FRIDLEY, Minn. — This story originally aired on July 6th, 2015.
Sometimes the headaches are so bad Matt Birr can barely leave the house.
It's one of the things a man must live with after he's been shot in the head.
A man does not, however, have to surrender.
Birr puts on his banana costume, mounts his Segway and gets to work entertaining another river of drivers on their way home from the office.
"This could be one of the reasons that I'm still alive," he says.
To hear his story is to wonder how Matt Birr and "alive" can even be written in the same sentence.
Birr was just 10 weeks into his first deployment to Afghanistan when a group insurgents rained bullets down from a mountain on his army camp.
Birr was off duty at the time, in a recreation center, messaging with his mother on Facebook. A bullet came through the roof, entered the back of his skull and exited near his right eye.

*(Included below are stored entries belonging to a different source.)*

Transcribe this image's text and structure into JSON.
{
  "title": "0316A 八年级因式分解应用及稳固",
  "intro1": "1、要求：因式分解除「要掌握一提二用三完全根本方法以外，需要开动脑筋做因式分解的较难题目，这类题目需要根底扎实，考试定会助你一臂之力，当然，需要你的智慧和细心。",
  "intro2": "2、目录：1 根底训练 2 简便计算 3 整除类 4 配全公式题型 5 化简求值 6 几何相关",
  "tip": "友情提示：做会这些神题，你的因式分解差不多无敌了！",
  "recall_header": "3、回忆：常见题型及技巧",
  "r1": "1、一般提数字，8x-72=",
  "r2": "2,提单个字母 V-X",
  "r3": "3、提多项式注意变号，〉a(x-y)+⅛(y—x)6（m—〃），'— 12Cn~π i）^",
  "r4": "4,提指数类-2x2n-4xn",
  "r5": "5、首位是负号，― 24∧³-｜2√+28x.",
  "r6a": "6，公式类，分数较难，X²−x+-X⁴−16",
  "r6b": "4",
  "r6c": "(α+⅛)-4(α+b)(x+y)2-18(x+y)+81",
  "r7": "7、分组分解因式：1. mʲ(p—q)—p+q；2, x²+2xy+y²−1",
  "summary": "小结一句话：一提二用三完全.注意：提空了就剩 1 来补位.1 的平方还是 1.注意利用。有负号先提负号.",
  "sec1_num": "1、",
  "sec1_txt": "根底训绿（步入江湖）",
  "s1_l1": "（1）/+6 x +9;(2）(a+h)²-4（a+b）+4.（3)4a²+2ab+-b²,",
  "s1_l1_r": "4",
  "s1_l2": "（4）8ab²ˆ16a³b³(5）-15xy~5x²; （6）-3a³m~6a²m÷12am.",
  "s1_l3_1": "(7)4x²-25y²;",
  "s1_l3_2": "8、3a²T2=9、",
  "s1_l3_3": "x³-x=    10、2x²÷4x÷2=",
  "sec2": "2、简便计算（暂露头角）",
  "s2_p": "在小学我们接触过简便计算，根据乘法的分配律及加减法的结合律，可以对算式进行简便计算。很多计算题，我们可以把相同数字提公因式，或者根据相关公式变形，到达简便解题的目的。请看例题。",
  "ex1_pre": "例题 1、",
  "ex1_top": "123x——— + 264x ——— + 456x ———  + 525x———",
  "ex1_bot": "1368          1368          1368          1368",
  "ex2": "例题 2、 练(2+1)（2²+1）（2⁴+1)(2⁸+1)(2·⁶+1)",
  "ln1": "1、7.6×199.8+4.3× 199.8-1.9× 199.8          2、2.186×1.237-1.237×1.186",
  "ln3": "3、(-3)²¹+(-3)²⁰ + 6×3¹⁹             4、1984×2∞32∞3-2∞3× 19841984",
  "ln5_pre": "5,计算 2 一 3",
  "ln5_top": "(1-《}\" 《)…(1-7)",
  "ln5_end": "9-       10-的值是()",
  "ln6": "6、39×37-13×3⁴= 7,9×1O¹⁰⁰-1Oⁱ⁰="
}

It was August 2009. Birr - just 19 years old at the time - would spend months in military hospitals recovering.
"I have a seizure disorder, some memory loss issues and headaches that just won't go away sometimes," Birr says. He's also lost his vision on the left side in both eyes. A ceramic plate has replaced part of his skull.
Working a regular job is no longer possible, but Birr has given himself a task all his own.
Every day when the weather is decent, he can found in costume along one of Fridley's busy streets in one of 30 costumes, riding a Segway, and dancing and waving to passing motorists.
"If I'm not able to get a job or work, might as well get people to laugh that are coming home from a bad day at work," he says, "so I don't feel worthless."
Birr started his roadside entertainment in the banana suit nearly three years ago. Now he comes out on various days as a Coke bottle, Gumby, Spiderman or in one of two dozen other costumes.
"Did I get a smile on your face?" he asks. "Well, then my job's done."
The Segway was donated by an organization called Segs4Vets. Since Birr can't drive a car anymore, the gift has given him back his mobility.
Birr has put more than 3,000 miles on the Segway, most of those in costume.
Frieda Birr says the bullet took much from her son, but not his sense of humor. "No, it just made it worse," she smiles.
"This is his job," she continues. "This is what he does – goes around and tries to make people happy."
Happiness is a two-way street – and Birr enjoys his daily rides as much as his audience does.
"One of his best friends committed suicide last year and that was very hard on him," explains his mom.
Matt has battled post-war demons too, but says his costumedrides and the interactions they help foster help him push back negative thoughts.
"Seeing people looking at me, smiling, waving at me, asking me why I do these things... that for the most part reassures me, hey, there's something more I need to do here."
Birr spins on his Segway as he waits for a light to turn green. A man on a bicycle across the intersection smiles and waves. Birr smiles back.
The light turns green – and both men go on with their lives.